Delivering justice for abused child brides in The Comoros
Around thirty per cent of girls in The Comoros become child brides, and they make up the vast majority of sexual violence cases reported across the African country.
Tackling this scourge was the theme of a recent UN event held during the opening session of the General Assembly, at which senior officials called for measures to ensure that perpetrators are held accountable for their crimes.
“I followed him into the house. I didn’t know he was going to rape me.” At just 13 years old, Mariama (not her real name) was sexually assaulted by a neighbour when she returned home from school: Nine months later, still a child herself, she became a mother. “At 16, I have a daughter who is almost one and a half years old.”
Around 17 per cent of women in the Comoros have experienced at least one incident of physical or sexual violence in their lives, and more than 30 per cent of girls are married while they are still children.
Most cases of violence are reported by young girls, says Said Ahamed Said, from the Comoros Ministry of Health: “Last year we received 173 reports of sexual violence, of which 162 were against young girls under age 17.”
But, given the social norms in The Comoros, and women’s economic vulnerability, the official figures are believed to be just the tip of the iceberg.
It is considered taboo for a woman to report violence and, as long as she still shares the home with the man involved, she will rarely come forward.
“The woman often don’t have a source of income, and when a man divorces a woman, he doesn’t take care of the children anymore”, explained Mr. Said. “There are no social services to manage such cases, nor places where they can find shelter”.
Listening and protecting
Despite the challenges, the UN is committed to ending all forms of violence against women and girls in the Comoros.

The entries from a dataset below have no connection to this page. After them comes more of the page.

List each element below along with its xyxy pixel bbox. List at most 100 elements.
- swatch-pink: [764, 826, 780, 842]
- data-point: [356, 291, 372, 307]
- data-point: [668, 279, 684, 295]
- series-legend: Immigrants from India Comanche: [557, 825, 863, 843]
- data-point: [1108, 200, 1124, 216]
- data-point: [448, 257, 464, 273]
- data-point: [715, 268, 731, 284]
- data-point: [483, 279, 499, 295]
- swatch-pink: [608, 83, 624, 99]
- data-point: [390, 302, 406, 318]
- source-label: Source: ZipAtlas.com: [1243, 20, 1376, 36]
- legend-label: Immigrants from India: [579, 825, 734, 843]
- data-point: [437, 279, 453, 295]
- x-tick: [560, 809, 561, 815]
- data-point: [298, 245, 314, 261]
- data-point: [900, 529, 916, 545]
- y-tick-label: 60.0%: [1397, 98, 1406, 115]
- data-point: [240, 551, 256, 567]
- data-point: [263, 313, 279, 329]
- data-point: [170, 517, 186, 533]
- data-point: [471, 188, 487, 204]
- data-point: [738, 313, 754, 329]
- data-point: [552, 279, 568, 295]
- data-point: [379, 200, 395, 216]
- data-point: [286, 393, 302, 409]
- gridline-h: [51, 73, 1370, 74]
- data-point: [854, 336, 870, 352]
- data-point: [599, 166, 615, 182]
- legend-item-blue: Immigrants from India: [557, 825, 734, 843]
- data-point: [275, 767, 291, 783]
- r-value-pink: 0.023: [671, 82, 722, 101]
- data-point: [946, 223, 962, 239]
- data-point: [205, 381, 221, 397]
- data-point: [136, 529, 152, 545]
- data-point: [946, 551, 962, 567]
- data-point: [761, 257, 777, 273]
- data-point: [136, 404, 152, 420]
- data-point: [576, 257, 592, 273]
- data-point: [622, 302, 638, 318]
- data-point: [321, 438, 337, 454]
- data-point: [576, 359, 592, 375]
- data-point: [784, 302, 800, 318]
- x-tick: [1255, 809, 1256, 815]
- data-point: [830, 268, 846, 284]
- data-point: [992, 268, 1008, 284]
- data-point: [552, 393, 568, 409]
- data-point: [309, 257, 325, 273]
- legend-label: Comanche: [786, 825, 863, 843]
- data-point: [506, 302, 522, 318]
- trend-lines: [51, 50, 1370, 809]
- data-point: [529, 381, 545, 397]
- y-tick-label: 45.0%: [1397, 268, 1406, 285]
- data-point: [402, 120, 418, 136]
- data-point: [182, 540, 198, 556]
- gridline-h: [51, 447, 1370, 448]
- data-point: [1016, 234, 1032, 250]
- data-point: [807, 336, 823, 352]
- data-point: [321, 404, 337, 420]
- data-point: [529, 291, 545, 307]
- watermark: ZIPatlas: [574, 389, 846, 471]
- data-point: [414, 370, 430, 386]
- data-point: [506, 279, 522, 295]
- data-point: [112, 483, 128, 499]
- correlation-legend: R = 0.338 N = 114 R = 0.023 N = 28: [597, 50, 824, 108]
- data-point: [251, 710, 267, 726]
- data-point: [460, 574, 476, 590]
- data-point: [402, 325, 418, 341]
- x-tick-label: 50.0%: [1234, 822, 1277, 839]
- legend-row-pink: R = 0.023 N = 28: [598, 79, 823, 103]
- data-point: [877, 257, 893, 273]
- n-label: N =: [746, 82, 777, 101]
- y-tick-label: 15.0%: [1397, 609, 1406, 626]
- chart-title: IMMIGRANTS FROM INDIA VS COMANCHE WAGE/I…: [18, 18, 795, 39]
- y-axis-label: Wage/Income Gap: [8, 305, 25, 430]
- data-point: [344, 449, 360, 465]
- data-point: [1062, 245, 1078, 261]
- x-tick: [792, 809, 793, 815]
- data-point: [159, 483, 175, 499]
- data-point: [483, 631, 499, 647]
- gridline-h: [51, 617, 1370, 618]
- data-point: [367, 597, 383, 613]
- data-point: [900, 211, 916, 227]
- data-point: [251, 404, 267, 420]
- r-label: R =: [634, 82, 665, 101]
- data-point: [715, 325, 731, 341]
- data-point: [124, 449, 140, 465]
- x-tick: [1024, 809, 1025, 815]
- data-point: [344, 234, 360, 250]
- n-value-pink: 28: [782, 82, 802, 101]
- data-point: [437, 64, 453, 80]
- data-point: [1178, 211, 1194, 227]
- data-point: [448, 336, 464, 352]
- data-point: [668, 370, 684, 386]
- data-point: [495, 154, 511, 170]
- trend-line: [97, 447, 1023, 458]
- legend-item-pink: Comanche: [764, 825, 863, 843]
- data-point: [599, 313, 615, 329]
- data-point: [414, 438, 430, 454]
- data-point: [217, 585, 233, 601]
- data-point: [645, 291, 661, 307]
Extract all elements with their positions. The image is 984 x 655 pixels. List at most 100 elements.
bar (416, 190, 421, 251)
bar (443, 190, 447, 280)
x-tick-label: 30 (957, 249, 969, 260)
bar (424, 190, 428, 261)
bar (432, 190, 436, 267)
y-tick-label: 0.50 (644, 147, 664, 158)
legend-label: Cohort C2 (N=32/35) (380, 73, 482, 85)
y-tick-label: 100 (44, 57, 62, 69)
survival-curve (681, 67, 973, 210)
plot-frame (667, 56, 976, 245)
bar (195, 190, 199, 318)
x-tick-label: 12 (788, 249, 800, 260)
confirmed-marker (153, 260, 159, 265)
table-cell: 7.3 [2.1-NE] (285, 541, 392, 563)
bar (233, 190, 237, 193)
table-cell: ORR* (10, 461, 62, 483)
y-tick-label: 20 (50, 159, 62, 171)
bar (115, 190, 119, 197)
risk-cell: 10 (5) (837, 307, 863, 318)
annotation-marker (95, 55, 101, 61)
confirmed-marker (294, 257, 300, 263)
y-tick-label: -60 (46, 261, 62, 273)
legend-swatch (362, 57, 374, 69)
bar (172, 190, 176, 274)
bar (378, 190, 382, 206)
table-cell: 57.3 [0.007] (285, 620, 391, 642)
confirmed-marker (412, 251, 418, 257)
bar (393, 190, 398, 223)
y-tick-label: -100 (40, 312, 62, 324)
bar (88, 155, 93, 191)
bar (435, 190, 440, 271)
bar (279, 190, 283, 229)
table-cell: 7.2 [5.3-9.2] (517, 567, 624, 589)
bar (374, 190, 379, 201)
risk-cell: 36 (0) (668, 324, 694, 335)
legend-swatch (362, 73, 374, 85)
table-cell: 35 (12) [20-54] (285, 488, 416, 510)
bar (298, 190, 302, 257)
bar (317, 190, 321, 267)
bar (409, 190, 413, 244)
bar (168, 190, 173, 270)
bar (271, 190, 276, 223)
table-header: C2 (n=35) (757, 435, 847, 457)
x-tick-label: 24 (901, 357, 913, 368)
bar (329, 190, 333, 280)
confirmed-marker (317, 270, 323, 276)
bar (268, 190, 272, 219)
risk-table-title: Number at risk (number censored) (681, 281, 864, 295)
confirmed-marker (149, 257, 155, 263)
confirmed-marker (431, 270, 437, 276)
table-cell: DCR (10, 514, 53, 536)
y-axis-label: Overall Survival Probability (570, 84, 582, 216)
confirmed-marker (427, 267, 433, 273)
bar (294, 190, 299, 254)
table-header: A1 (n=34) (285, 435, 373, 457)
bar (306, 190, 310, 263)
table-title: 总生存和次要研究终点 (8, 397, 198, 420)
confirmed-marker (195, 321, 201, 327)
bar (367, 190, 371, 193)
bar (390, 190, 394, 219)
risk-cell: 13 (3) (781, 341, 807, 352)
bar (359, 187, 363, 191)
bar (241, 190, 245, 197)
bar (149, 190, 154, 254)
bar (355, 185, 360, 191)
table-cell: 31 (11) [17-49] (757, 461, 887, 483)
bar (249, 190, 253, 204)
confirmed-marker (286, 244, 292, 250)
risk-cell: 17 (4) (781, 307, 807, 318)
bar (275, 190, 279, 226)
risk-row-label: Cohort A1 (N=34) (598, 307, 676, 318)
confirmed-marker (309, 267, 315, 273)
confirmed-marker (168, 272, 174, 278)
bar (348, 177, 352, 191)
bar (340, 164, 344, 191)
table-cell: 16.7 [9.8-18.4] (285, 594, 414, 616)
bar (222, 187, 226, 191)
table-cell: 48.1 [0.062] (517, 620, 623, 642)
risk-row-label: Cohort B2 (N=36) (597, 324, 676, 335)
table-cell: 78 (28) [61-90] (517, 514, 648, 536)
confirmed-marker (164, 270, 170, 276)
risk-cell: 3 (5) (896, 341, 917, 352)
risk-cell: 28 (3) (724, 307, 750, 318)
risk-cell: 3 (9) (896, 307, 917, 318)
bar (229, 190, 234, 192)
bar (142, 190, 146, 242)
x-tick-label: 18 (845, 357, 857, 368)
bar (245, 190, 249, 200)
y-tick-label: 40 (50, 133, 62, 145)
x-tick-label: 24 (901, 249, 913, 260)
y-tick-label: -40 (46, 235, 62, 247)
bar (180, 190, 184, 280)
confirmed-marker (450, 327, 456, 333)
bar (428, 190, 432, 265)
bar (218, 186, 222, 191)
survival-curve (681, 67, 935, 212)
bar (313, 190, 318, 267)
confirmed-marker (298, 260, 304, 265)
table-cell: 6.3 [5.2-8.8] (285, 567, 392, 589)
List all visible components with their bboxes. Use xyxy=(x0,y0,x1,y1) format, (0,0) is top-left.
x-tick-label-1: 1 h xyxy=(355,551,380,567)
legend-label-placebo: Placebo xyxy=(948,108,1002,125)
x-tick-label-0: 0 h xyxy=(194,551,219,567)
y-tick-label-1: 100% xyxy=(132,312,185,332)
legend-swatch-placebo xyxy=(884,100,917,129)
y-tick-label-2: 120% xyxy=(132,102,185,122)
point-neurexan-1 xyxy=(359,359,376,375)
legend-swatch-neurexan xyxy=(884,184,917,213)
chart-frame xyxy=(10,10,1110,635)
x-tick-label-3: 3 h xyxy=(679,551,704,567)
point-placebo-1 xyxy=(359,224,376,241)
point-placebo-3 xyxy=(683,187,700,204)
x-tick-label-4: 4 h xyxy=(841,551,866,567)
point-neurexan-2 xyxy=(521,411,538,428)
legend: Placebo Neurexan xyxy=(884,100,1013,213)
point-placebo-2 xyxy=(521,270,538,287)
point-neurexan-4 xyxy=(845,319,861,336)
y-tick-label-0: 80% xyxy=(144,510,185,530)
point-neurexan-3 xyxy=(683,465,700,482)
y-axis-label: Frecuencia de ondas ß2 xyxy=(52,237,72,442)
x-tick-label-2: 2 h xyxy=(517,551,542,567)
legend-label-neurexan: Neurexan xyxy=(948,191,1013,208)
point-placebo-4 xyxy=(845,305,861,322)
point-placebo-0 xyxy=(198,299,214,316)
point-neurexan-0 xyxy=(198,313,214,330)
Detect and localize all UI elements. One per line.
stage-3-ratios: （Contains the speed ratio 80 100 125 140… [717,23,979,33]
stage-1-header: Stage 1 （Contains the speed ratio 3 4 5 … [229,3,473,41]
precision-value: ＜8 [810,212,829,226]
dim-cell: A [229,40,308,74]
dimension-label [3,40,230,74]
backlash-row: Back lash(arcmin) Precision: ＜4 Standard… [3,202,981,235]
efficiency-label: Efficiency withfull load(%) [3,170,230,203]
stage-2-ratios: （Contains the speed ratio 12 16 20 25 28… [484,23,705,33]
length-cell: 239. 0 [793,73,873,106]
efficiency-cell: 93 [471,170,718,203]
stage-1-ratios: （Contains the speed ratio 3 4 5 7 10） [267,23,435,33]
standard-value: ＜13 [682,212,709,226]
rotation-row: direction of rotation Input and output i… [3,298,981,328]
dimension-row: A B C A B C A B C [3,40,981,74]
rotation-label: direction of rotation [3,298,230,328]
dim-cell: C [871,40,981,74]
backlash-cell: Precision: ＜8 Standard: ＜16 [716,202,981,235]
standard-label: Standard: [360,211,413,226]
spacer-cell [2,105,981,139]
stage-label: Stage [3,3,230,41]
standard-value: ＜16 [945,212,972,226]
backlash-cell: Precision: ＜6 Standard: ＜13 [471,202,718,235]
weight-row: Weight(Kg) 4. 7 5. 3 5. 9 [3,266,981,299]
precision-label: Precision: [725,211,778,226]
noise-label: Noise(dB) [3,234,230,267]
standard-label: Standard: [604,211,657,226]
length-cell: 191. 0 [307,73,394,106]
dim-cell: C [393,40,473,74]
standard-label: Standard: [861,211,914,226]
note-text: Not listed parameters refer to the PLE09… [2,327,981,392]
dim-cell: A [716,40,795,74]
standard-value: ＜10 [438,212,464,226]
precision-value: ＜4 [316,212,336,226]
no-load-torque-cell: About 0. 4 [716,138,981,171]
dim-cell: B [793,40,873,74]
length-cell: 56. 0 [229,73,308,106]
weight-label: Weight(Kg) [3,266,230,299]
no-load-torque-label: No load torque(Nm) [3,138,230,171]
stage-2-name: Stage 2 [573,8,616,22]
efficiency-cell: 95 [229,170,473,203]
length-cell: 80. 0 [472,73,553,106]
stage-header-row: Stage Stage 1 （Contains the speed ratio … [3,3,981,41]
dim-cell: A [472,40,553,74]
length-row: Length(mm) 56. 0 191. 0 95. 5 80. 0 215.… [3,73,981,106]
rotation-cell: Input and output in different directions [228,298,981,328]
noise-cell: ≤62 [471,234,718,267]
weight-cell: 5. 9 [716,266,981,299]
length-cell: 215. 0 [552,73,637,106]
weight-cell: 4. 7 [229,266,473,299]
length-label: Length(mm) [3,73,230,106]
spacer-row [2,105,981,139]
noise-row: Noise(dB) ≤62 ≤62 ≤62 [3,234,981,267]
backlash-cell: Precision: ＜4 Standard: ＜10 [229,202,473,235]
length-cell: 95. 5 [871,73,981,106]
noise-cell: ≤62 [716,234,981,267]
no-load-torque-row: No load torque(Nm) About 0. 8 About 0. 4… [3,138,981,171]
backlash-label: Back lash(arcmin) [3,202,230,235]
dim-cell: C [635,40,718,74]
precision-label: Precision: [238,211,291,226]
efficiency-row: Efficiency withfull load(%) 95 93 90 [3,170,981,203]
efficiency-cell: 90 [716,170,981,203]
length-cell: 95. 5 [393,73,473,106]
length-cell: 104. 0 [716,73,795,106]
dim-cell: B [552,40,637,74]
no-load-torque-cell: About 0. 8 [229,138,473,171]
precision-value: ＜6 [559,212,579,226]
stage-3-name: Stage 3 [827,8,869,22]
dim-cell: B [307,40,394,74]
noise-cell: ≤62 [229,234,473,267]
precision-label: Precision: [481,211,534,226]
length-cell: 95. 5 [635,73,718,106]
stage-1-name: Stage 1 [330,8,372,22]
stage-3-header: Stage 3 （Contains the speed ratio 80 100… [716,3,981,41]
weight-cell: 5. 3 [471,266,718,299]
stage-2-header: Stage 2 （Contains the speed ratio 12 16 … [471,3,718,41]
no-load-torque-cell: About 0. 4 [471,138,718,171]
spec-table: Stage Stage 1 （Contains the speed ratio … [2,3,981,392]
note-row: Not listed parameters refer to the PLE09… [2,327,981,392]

The UN reproductive health agency, UNFPA, has set up a toll-free hotline that survivors can call for help and information about receiving medical and legal assistance, and supports the Listening and Protection Service for Children and Women Victims of Violence, in the capital city, Moroni.
The Service also provides midwifery and contraceptive services, post-rape care and screenings for sexually-transmitted infections, as well as referrals to hospitals. Since 2021 a psychologist has also been deployed to help women and girls who have been left to take care of their families alone.
Since the Service began, around 17 years ago, awareness of the issue of sexual violence has grown in The Comoros, says Mr. Said, and women and girls are more likely to report attacks than they were before it opened.
After her attack Mariama, determined to seek help and justice, received medical and legal assistance from the centre, and staff supported her as the case made its way through the courts after the man’s arrest.
‘Most perpetrators never face responsibility’
The sense of urgency in ensuring accountability for sexual violence was stressed at a recent side event to the 77th UN General Assembly, which emphasized the need to focus on survivors’ needs and rights above all.
“The survivor-centred approach we promote is about listening to survivors, treating them with dignity, and advocating for a response centred on their needs and wishes,” said UNFPA Executive Director Dr. Natalia Kanem.
“Very few have access to justice, and most perpetrators never face responsibility for their crimes. Such impunity silences the survivors and emboldens the perpetrators."
Ms. Kanem described sexual violence as a “global emergency that demands our full commitment, collaboration and mobilization.”
“Sexual violence is not inevitable,” she said. “We cannot allow it to become normalized in any way".
For Mariama, justice was frustratingly short lived: Her rapist was released after serving just one year in jail. “I still see him in our neighbourhood, but I always stay away or change my route. If he tries to talk to me, I will not answer,” she said.
Although she fears being attacked again, she is defiant. “My focus now is my education: I want to become a lawyer.”
Mariama wants to stand up for herself and for others, especially her daughter. “I want her to be able to better defend herself, and other young girls who may suffer any form of abuse.”